“The Man in the Yellow Slicker,” Ensign, July 1992, 58–59
The Man in the Yellow Slicker
One chilly day in September, my husband, John, arrived home to tell me about a man in a torn yellow rain jacket he had seen walking along the highway and whom he had stopped to help. The man’s name was Claude. He had been pushing a broken grocery cart loaded with empty pop cans. As they talked, my husband noticed Claude’s cold, red hands clenching the handle of the cart, and he gave Claude a new pair of gloves he happened to have in the truck.
Claude had refused the gloves. He said he had a pair back in Calgary in his room and assured my husband that he would be all right. Seeing his swollen feet, which slipped out of his old laceless shoes with every step he took, John found it hard to believe that he would be all right.
Claude told John that he had been on his own ever since he had been a young boy because of problems with his parents. He had quit school after grade nine because of a learning disability. Collecting pop cans during the summer netted him about two hundred dollars for his efforts. Claude said he liked being outdoors and seeing the countryside. When my husband asked him where he had slept the previous night, Claude said, “Between two granaries in a farmer’s field.” He added, “It was a little cool.”
My heart ached for this poor man as I thought about the thick layer of ice on our water trough that morning. My husband and I wanted to help him.
The next day was Sunday. I returned home from church with the words of a song echoing in my mind—“Because I have been given much, I too must give.” (Hymns, 1985, no. 219.) I couldn’t rest. It had been freezing cold again the night before, and I wondered where Claude had slept. That was it—I packed a box for him with warm socks, food, shoelaces, a sleeping bag, and a little money. Then I attached a note with our name and phone number that simply said, “We would like to help you.”

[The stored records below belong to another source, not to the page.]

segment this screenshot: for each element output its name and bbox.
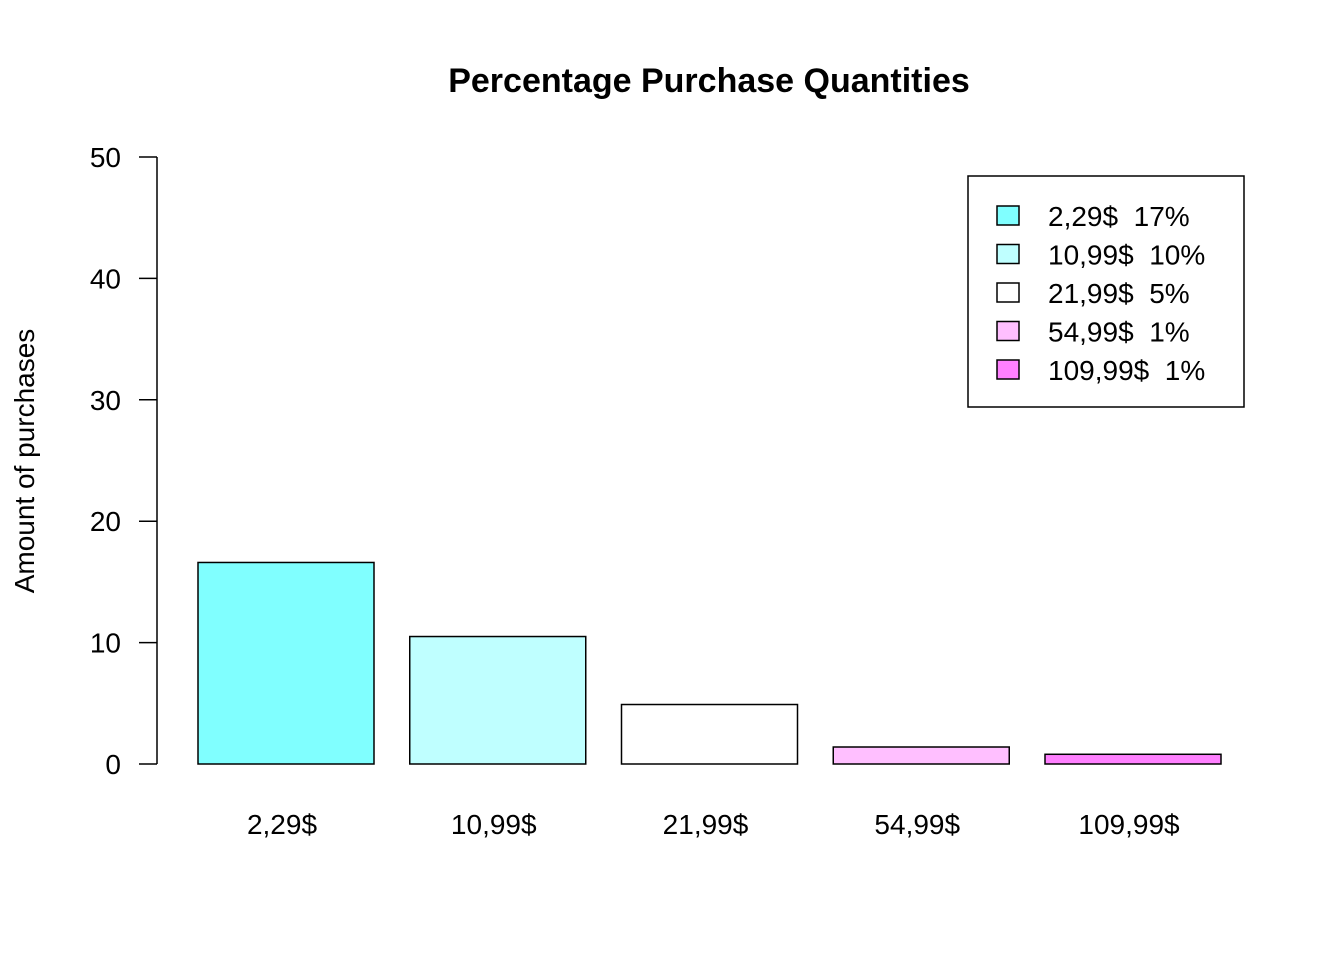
- legend-swatch: [996, 359, 1020, 380]
- x-tick-labels: 2,29$ 10,99$ 21,99$ 54,99$ 109,99$: [247, 809, 1180, 840]
- x-tick-label: 2,29$: [247, 809, 317, 840]
- legend-entry: 2,29$ 17%: [1048, 201, 1190, 232]
- legend-swatch: [996, 320, 1020, 342]
- legend-swatch: [996, 243, 1020, 265]
- x-tick-label: 10,99$: [451, 809, 537, 840]
- legend-entry: 21,99$ 5%: [1048, 278, 1190, 309]
- bars-group: [197, 561, 1222, 765]
- legend-entry: 54,99$ 1%: [1048, 317, 1190, 348]
- bar-3: [620, 703, 799, 765]
- bar-1: [197, 561, 375, 765]
- legend: 2,29$ 17% 10,99$ 10% 21,99$ 5% 54,99$ 1% 109…: [967, 175, 1245, 408]
- legend-swatch: [996, 282, 1020, 303]
- x-tick-label: 21,99$: [663, 809, 749, 840]
- y-axis-label: Amount of purchases: [9, 329, 40, 594]
- y-tick-label: 50: [90, 142, 121, 173]
- legend-entry: 109,99$ 1%: [1048, 355, 1205, 386]
- legend-swatch: [996, 205, 1020, 226]
- y-tick-label: 20: [90, 506, 121, 537]
- bar-5: [1044, 753, 1222, 765]
- chart-title: Percentage Purchase Quantities: [448, 62, 970, 100]
- bar-2: [409, 635, 587, 765]
- y-tick-label: 40: [90, 263, 121, 294]
- x-tick-label: 54,99$: [874, 809, 960, 840]
- x-tick-label: 109,99$: [1078, 809, 1180, 840]
- bar-4: [832, 746, 1010, 765]
- y-axis: 0 10 20 30 40 50: [90, 142, 158, 780]
- legend-entry: 10,99$ 10%: [1048, 240, 1205, 271]
- y-tick-label: 10: [90, 628, 121, 659]
- y-tick-label: 30: [90, 385, 121, 416]
- y-tick-label: 0: [105, 749, 121, 780]
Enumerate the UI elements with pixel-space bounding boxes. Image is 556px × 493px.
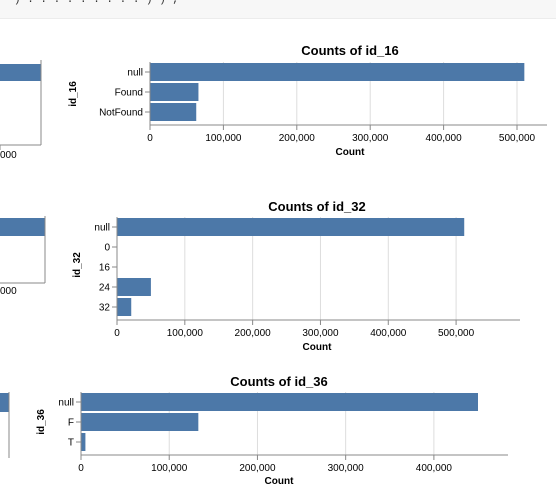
x-tick-label: 0 [147, 133, 153, 144]
bar [0, 64, 41, 81]
y-tick-label: 32 [99, 303, 111, 314]
partial-chart-1-plot: 000 [0, 60, 42, 161]
y-tick-label: null [58, 398, 74, 409]
y-tick-label: NotFound [99, 108, 143, 119]
x-tick-label: 500,000 [499, 133, 536, 144]
chart-title: Counts of id_36 [230, 374, 328, 389]
bar-t [81, 433, 86, 451]
bar-f [81, 413, 199, 431]
x-tick-label: 400,000 [426, 133, 463, 144]
x-tick-label: 300,000 [328, 463, 365, 474]
x-tick-label: 000 [0, 286, 17, 297]
chart-title: Counts of id_16 [301, 43, 399, 58]
x-tick-label: 200,000 [239, 463, 276, 474]
x-tick-label: 100,000 [205, 133, 242, 144]
bar-notfound [150, 103, 197, 121]
chart-id36: Counts of id_36 id_36 Count 0 100,000 200,… [36, 374, 508, 487]
partial-chart-1: 000 [0, 60, 42, 161]
x-tick-label: 100,000 [151, 463, 188, 474]
id32-plot: 0 100,000 200,000 300,000 400,000 500,000 null… [94, 217, 520, 339]
x-tick-label: 400,000 [416, 463, 453, 474]
partial-chart-3 [0, 392, 10, 458]
x-tick-label: 500,000 [438, 328, 475, 339]
x-tick-label: 400,000 [370, 328, 407, 339]
bar-null [150, 63, 525, 81]
x-axis-title: Count [265, 476, 295, 487]
y-tick-label: T [68, 438, 74, 449]
code-fragment: ) . . . . . . . . . ) ) , [14, 0, 180, 6]
y-axis-title: id_16 [68, 81, 79, 107]
y-tick-label: F [68, 418, 74, 429]
y-tick-label: 24 [99, 283, 111, 294]
x-tick-label: 300,000 [302, 328, 339, 339]
y-axis-title: id_36 [36, 409, 47, 435]
chart-title: Counts of id_32 [268, 199, 366, 214]
x-tick-label: 0 [114, 328, 120, 339]
bar [0, 218, 45, 236]
y-tick-label: 0 [104, 243, 110, 254]
y-tick-label: null [94, 223, 110, 234]
bar [0, 393, 9, 412]
id16-plot: 0 100,000 200,000 300,000 400,000 500,000 null… [99, 62, 547, 144]
bar-found [150, 83, 199, 101]
x-axis-title: Count [336, 147, 366, 158]
x-tick-label: 300,000 [352, 133, 389, 144]
notebook-code-strip: ) . . . . . . . . . ) ) , [0, 0, 556, 19]
y-tick-label: 16 [99, 263, 111, 274]
chart-id16: Counts of id_16 id_16 Count 0 100,000 200,… [68, 43, 547, 158]
x-tick-label: 000 [0, 150, 17, 161]
partial-chart-2-plot: 000 [0, 216, 46, 297]
y-axis-title: id_32 [72, 252, 83, 278]
chart-id32: Counts of id_32 id_32 Count 0 100,000 200,… [72, 199, 520, 353]
x-tick-label: 0 [78, 463, 84, 474]
partial-chart-3-plot [0, 392, 10, 458]
x-tick-label: 200,000 [279, 133, 316, 144]
bar-32 [117, 298, 132, 316]
x-axis-title: Count [303, 342, 333, 353]
y-tick-label: null [127, 68, 143, 79]
id36-plot: 0 100,000 200,000 300,000 400,000 null FT [58, 392, 508, 474]
y-tick-label: Found [115, 88, 143, 99]
x-tick-label: 200,000 [235, 328, 272, 339]
bar-null [117, 218, 465, 236]
partial-chart-2: 000 [0, 216, 46, 297]
x-tick-label: 100,000 [167, 328, 204, 339]
bar-null [81, 393, 478, 411]
bar-24 [117, 278, 151, 296]
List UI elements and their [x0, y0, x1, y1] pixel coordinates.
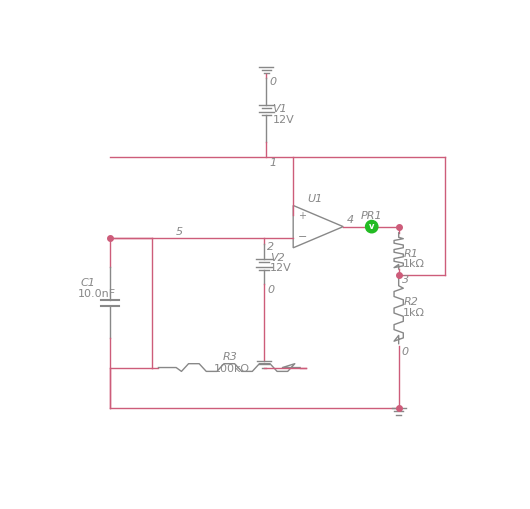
- Text: R1: R1: [403, 248, 418, 259]
- Text: 100kΩ: 100kΩ: [214, 364, 250, 374]
- Text: 2: 2: [267, 242, 274, 252]
- Text: +: +: [298, 211, 306, 221]
- Text: 3: 3: [402, 275, 409, 285]
- Text: 1: 1: [269, 158, 277, 168]
- Text: 1kΩ: 1kΩ: [403, 308, 425, 318]
- Text: C1: C1: [81, 278, 95, 288]
- Text: 0: 0: [402, 347, 409, 357]
- Text: PR1: PR1: [361, 211, 383, 221]
- Text: U1: U1: [307, 194, 322, 204]
- Text: 5: 5: [175, 227, 182, 237]
- Text: R3: R3: [223, 352, 238, 362]
- Text: 0: 0: [267, 286, 274, 295]
- Text: 1kΩ: 1kΩ: [403, 260, 425, 269]
- Text: R2: R2: [403, 297, 418, 307]
- Text: 4: 4: [347, 215, 354, 225]
- Text: V2: V2: [270, 253, 285, 263]
- Text: 10.0nF: 10.0nF: [77, 289, 116, 299]
- Text: V1: V1: [272, 104, 287, 114]
- Text: 0: 0: [269, 77, 277, 87]
- Text: 12V: 12V: [270, 263, 292, 273]
- Text: v: v: [369, 222, 375, 231]
- Circle shape: [366, 220, 378, 233]
- Text: −: −: [298, 232, 307, 242]
- Text: 12V: 12V: [272, 115, 294, 125]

Then we set off to find Claude. We found him sitting by the side of the road. “I stopped for an hour to dry off in the sun,” Claude said as the pale sun appeared between the clouds. We offered him a ride into town, but he refused and assured us that he could walk there, sell his cans, and then walk back to Calgary. That was one hundred and twenty miles! I felt uneasy as we gave him the box and then left him alone on the highway with his cart, his pop cans, and his red, swollen feet.
That night it rained almost two inches. I knew the torn yellow rain jacket wouldn’t give him much protection from the rain. Monday was bitterly cold, with icy winds. We went to look for Claude again.
We found him in a restaurant, where he had taken shelter. He sat near the window, watching his grocery cart with its precious cargo of pop cans, and drank a cup of hot chocolate to warm himself. After much persuasion, we finally convinced Claude to come home with us. So we loaded the cart with the missing front wheel and the plastic bags filled with pop cans into our truck and headed home.
Once in our home, Claude’s blue eyes shone out in contrast with his weather-beaten, bearded face. When we gave him some new boots, we noticed a toe was missing from his left foot. “I got it frozen off one night,” he said, “but I’m glad it wasn’t my right foot.”
Hot soup, toast, and hot chocolate seemed to please him. As he reached for the jam, we noticed that his large hands had been cracked by the cold. He told us that he had a room in Calgary, where the landlady let handicapped people sleep. He said his parents were in a senior citizens’ home in Red Deer. He tried to visit them once a year even though he had not lived with them for many years.
That night we drove him to Calgary, but we stopped first in Red Deer to let him visit with his parents. On the remaining drive to Calgary, I struggled with my thoughts. Here we live in a land of peace and plenty, yet on our very doorsteps there are people in need who are suffering. I was grateful that Claude had crossed my path. The words of the song echoed in my heart again, but this time with much more meaning—“Because I have been given much, I too must give.”